Sea snakes are members of the elapid family of snakes that have evolved to survive in a variety of ocean habitats. There are over 70 species of sea snakes with the majority found in the tropical portions of the Indian and Pacific Oceans. Sea snakes are not found in the Atlantic Ocean or the Caribbean Sea. Most species of sea snakes live close to the coast, although there is a pelagic species, Pelamis platurus, that is found across a large swath of the Pacific Ocean. Reports vary regarding the docile nature of sea snakes. Some species have a much higher propensity to bite than others. Bites occur when the animal is disturbed or handled. There are many reports of bites occurring as fishermen are removing snakes from their nets. Because of the small size of the organism’s fangs, bites may be inconspicuous and are often painless. The majority of bites do not result in envenomation.

FIGURE 16.125

Sea Snake. The sea krait, seen here swimming free in the ocean, is very docile and rarely bites humans unless provoked. (Photo contributor: Ian D. Jones, MD.)

FIGURE 16.126

Sea Snake. A close-up view of a sea snake found feeding on a reef. (Photo contributor: Kevin J. Knoop, MD, MS.)

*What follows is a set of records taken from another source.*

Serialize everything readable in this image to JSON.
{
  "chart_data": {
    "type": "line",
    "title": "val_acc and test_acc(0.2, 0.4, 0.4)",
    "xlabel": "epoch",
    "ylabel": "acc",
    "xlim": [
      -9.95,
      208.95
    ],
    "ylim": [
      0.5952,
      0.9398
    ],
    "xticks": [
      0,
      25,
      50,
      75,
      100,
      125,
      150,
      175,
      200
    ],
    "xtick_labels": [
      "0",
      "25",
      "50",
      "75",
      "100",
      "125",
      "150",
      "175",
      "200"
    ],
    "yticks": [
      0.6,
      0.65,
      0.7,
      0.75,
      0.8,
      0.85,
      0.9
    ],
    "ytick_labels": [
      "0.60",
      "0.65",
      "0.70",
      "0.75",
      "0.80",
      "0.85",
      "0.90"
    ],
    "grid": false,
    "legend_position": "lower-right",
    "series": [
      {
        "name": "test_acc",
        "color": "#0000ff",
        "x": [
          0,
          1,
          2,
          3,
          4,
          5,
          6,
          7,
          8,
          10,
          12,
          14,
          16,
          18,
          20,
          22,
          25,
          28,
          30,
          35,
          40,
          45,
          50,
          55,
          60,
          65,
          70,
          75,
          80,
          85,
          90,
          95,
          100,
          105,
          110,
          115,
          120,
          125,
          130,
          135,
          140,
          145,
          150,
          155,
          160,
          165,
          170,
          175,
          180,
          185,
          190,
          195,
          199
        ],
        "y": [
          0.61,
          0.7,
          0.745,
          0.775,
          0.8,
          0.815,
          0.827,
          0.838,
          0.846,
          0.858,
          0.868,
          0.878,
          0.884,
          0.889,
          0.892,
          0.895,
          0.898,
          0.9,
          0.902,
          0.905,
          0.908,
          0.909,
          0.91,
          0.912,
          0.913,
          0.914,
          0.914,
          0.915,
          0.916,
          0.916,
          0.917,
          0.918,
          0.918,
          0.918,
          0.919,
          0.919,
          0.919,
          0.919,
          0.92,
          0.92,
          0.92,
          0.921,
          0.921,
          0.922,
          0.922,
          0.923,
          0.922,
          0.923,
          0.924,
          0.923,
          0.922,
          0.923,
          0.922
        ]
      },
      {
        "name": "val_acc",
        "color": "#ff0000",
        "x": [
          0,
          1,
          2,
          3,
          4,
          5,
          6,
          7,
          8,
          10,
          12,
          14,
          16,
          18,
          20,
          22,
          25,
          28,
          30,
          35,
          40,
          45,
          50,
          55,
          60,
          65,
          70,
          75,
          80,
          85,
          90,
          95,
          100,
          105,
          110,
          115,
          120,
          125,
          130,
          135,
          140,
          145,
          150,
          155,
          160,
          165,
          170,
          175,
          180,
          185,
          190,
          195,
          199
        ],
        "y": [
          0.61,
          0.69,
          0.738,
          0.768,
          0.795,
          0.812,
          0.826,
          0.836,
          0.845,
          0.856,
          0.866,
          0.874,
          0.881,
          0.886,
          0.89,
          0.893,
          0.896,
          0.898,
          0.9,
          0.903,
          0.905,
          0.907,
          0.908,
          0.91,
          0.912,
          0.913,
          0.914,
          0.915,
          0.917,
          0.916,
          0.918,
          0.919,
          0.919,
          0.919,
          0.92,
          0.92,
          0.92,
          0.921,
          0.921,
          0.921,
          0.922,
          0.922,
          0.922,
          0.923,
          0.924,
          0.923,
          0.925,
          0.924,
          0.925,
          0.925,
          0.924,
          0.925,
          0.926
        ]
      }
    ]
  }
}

The most potent toxin in sea snake venoms, similar to other elapids, is a neurotoxin that competes for acetylcholine at the neuromuscular junction. Severe envenomations may ultimately lead to paralysis and respiratory failure. Additional components of the venom are myotoxic and may result in rhabdomyolysis and renal failure.

The symptoms of sea snake envenomation generally occur within 30 minutes of envenomation and may be quite variable. Common symptoms include confusion, headache, myalgias, and weakness of the facial muscles, followed by an ascending flaccid paralysis and, ultimately, respiratory arrest.

Management and Disposition

Treatment for a sea snake bite includes a combination of supportive care and the immediate administration of polyvalent sea snake antivenom. Supportive care should include intubation if indicated. The patient should also be carefully observed for signs of rhabdomyolysis and hyperkalemia. The patient should be aggressively hydrated to avoid further complications such as renal failure. A toxicologist or individual experienced in managing sea snake envenomations should be consulted.


  1. An effective polyvalent antivenom exists and is effective against envenomation from all species of sea snakes.

  2. In addition to respiratory support, victims of sea snake envenomation should be observed for the development of rhabdomyolysis and hyperkalemia.